Eine werdende Mutter in den Fokus zu nehmen, die diese Rolle bis zum Schluss ablehnt, ist ein Tabuthema. Dabei ist es kein Hass, den sie dem Baby entgegenbringt, denn sonst wäre ihre Kreation des Ninjababys nicht so herzzerreißend hilflos und anrührend. Rakel hat die Mutterrolle für sich einfach „nicht auf der Liste“, wie sie sagt. Es ist ungewöhnlich, dass wir einen solchen Lebensentwurf kennenlernen, ohne ihn zu verurteilen. Die Schwangere macht sich trotzdem ganz verantwortungsvoll Gedanken, was aus dem Kind werden soll. Deshalb nimmt sie zum Beispiel unerkannt an einem Treffen für zukünftige Adoptiveltern teil und stellt mit Entsetzen fest, dass diese furchtbar unsympathisch sind und im Grunde alle Nazis, weil sie weiße, norwegische Kinder wollen. Eine witzig-entlarvende Szene, die für Rakel jedoch in Verzweiflung endet, da ihr immer weniger eine gute Lösung für ihr Baby einfällt.
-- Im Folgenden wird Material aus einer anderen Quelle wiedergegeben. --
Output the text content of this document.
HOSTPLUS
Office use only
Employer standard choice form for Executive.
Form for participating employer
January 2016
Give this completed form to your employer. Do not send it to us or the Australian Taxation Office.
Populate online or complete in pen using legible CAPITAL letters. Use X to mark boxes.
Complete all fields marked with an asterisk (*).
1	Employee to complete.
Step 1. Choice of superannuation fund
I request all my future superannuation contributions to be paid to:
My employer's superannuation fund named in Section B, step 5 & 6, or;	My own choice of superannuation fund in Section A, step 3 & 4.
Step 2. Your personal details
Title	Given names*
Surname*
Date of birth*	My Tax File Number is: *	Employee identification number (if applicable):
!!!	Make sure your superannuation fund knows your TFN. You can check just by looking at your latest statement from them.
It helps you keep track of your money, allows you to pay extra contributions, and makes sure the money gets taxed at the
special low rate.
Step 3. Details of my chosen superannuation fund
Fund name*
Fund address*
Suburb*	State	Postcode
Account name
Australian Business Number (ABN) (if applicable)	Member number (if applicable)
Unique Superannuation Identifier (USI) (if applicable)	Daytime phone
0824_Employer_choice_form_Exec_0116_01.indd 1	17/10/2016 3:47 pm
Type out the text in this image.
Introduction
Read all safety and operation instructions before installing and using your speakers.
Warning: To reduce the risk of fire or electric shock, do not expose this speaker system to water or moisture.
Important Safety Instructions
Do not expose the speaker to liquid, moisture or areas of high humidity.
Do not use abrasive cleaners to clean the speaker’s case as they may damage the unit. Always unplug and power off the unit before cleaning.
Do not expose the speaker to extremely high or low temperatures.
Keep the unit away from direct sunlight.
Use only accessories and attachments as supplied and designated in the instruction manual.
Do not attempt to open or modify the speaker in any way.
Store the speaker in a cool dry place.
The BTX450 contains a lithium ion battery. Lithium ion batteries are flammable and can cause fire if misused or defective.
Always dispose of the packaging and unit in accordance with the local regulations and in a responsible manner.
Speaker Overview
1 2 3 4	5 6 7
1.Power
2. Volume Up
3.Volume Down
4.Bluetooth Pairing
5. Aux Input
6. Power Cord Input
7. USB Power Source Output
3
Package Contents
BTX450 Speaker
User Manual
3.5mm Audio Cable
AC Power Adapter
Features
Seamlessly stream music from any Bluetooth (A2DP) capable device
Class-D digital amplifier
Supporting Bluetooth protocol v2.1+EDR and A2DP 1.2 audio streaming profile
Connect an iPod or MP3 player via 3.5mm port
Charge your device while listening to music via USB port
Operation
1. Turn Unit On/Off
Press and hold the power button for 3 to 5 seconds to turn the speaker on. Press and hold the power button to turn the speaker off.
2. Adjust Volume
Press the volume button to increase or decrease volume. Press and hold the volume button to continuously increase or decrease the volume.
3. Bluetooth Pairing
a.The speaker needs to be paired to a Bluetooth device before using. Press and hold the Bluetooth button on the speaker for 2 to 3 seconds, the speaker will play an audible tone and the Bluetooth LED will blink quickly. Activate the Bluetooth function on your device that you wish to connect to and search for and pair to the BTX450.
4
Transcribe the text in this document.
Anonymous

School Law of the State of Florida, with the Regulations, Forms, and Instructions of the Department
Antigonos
Regisseurin Yngvild Sve Flikke hat sich die Autorin der zugrundeliegenden Graphic Novel „Fallteknikk‟ Inga Sætre zur Realisierung der gescribbelten Animationen ins Team geholt. Die Comicanteile geben dem Film den einzigartigen Look und sorgen in einer genial geglückten Kombination von Animation und Live Action für den richtigen Rhythmus, wodurch über weite Strecken ein sinnlicher Film entstand. Wenn Rakel ihren Schwarm Mos trifft, sieht man nicht nur optisch kleine Funken aus ihrer Brust emporsprühen, sondern hört das Knistern auch auf der Tonspur. Schauspielerin Kristine Kujath Thorp ist ein Glücksfall für die Rolle, spielt sie ihre Verzweiflung doch gleichzeitig mit Wut und Trauer über ihre Unfähigkeit, eine verantwortungsvolle Frau und werdende Mutter zu sein. Ihre Veränderung durch die Schwangerschaft verfolgen wir mit Spannung. Diese ist allerdings anders als zunächst vermutet.

Katrin Hoffmann

© Motlys
14+
Spielfilm

Ninjababy - Norwegen 2021, Regie: Yngvild Sve Flikke, Festivalstart: 01.03.2021, FSK: keine FSK-Prüfung, Empfehlung: ab 14 Jahren, Laufzeit: 103 Min. Buch: Johan Fasting, Inga Sætre, nach der Graphic Novel „Fallteknikk“ von Inga Sætre. Kamera: Marianne Bakke. Musik: Kåre Chr. Vestrheim. Schnitt: Karen Gravås. Produktion: Motlys. Verleih: offen. Darsteller*innen: Kristine Kujath Thorp (Rakel), Arthur Berning (Dick Jesus), Nader Khademi (Mos), Tora Dietrichson (Ingrid), Herman Tømmeraas (Stimme Ninjababy) u. a.